E’ ormai chiaro a chiunque, eccetto agli stolti e agli ipocriti al soldo della cupola cabalista che le “cessioni di sovranità nazionale” prima alla UE, succesivamente alla costituenda sovrastruttura mondiale hanno come obiettivo la liquidazione-liquefazione degli Stati e dei diritti Sociali. Tutti i poteri e le prerogative statuali confluiranno nelle mani della Transnational Capitalist Class, quell’1% di criminali parassiti che si comportano come i veri Padroni del Mondo. Per il rimanente 99% della popolazione mondiale c’è l’alternativa del diavolo:o morte o schiavitù.
Nel mondo globalizzato la mentalità carnivora e criminale degli “squali di Wall Street” è diventata etica dominante. Il totalitarismo neoliberista ha permesso ad animali predatori di diventare i Padroni del Mondo. Come scrive il celeberrimo economista americano James Kenneth Galbraith (“Lo stato Predatore”),
Oggi, il segno del moderno capitalismo […] non è né la benefica concorrenza né la lotta di classe, né un’onnicomprensiva utopia del ceto medio. È la predazione invece ad essere diventata la caratteristica dominante, un sistema cioè nel quale i ricchi banchettano a spese del sistema, in decadenza, costruito per il ceto medio.
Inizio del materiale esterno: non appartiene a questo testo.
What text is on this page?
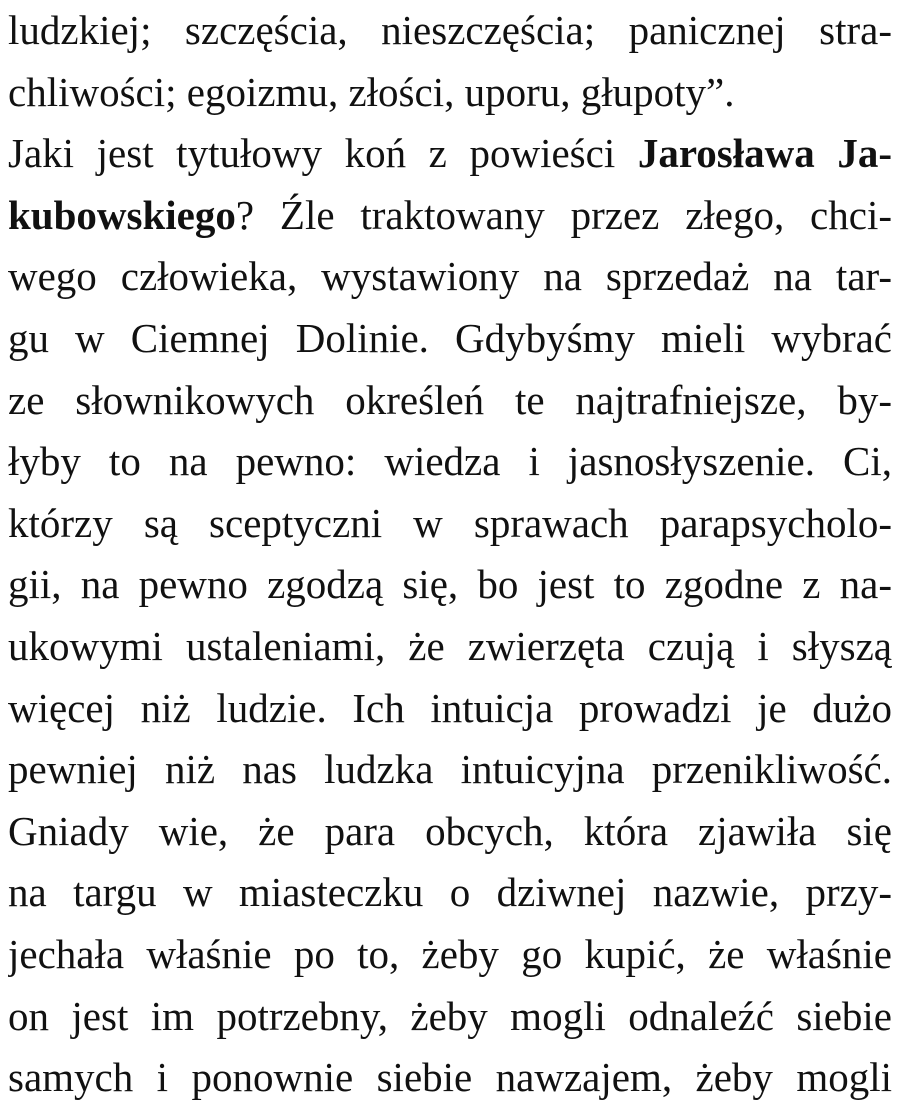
ludzkiej; szczęścia, nieszczęścia; panicznej stra-
chliwości; egoizmu, złości, uporu, głupoty”.
Jaki jest tytułowy koń z powieści Jarosława Ja-
kubowskiego? Źle traktowany przez złego, chci-
wego człowieka, wystawiony na sprzedaż na tar-
gu w Ciemnej Dolinie. Gdybyśmy mieli wybrać
ze słownikowych określeń te najtrafniejsze, by-
łyby to na pewno: wiedza i jasnosłyszenie. Ci,
którzy są sceptyczni w sprawach parapsycholo-
gii, na pewno zgodzą się, bo jest to zgodne z na-
ukowymi ustaleniami, że zwierzęta czują i słyszą
więcej niż ludzie. Ich intuicja prowadzi je dużo
pewniej niż nas ludzka intuicyjna przenikliwość.
Gniady wie, że para obcych, która zjawiła się
na targu w miasteczku o dziwnej nazwie, przy-
jechała właśnie po to, żeby go kupić, że właśnie
on jest im potrzebny, żeby mogli odnaleźć siebie
samych i ponownie siebie nawzajem, żeby mogli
La classe di predatori non è costituita dalla totalità dei ricchi: può anche essere osteggiata da molte persone di ricchezza equiparabile. Essa è tuttavia la forza egemone, quella che definisce le caratteristiche. I suoi attori controllano completamente lo stato nel quale viviamo.
Che lo Stato Italiano (soprattutto da quando viene governato dai Quisling del PD) sia diventato predatoreedivori letteralmente i suoi cittadini e le sue imprese come Saturno-Kronos divorava i suoi figli, non lo diciamo noi, ma lo afferma Gian Maria Fava, presidente dell’Eurispes:
Fisco e burocrazia stanno distruggendo il Paese. L’Italia è ormai come l’uroboro descritto qualche tempo fa da Gustavo Zagrebelsky. L’uroboro è l’immagine mitologica del serpente che mangia la sua coda nutrendosi di se stesso.
In questo momento storico lo Stato sopravvive nutrendosi dei propri cittadini e delle proprie imprese, cioè della società che lo esprime. Con evidente miopia: che cosa accadrà quando non ci sarà più nulla di cui nutrirsi? Ed è questa la chiave per capire i motivi della crisi e della profonda sfiducia, quando non è odio, dei cittadini nei confronti delle Istituzioni e della politica.
Questa situazione insostenibile rende legittime le seguenti domande: lo Stato appartiene ai cittadini, o i cittadini appartengono allo Stato? Lo Stato è un’organizzazione di servizi a disposizione dei cittadini o questi sono al servizio dello Stato che ne organizza e ne gestisce la vita a suo piacimento?
In una società marcia dove il pensiero debole ha preso il sopravvento su ogni ideale Sociale e Nazionale, in cui spadroneggia la più oscena delle forme di Neoliberismo (Malthusiano, Socialdarwinista, Neofeudale, Aristocratico, in una parola, haiekiano) ci sono alcuni che tentano di rivitalizzare il concetto di solidarietà.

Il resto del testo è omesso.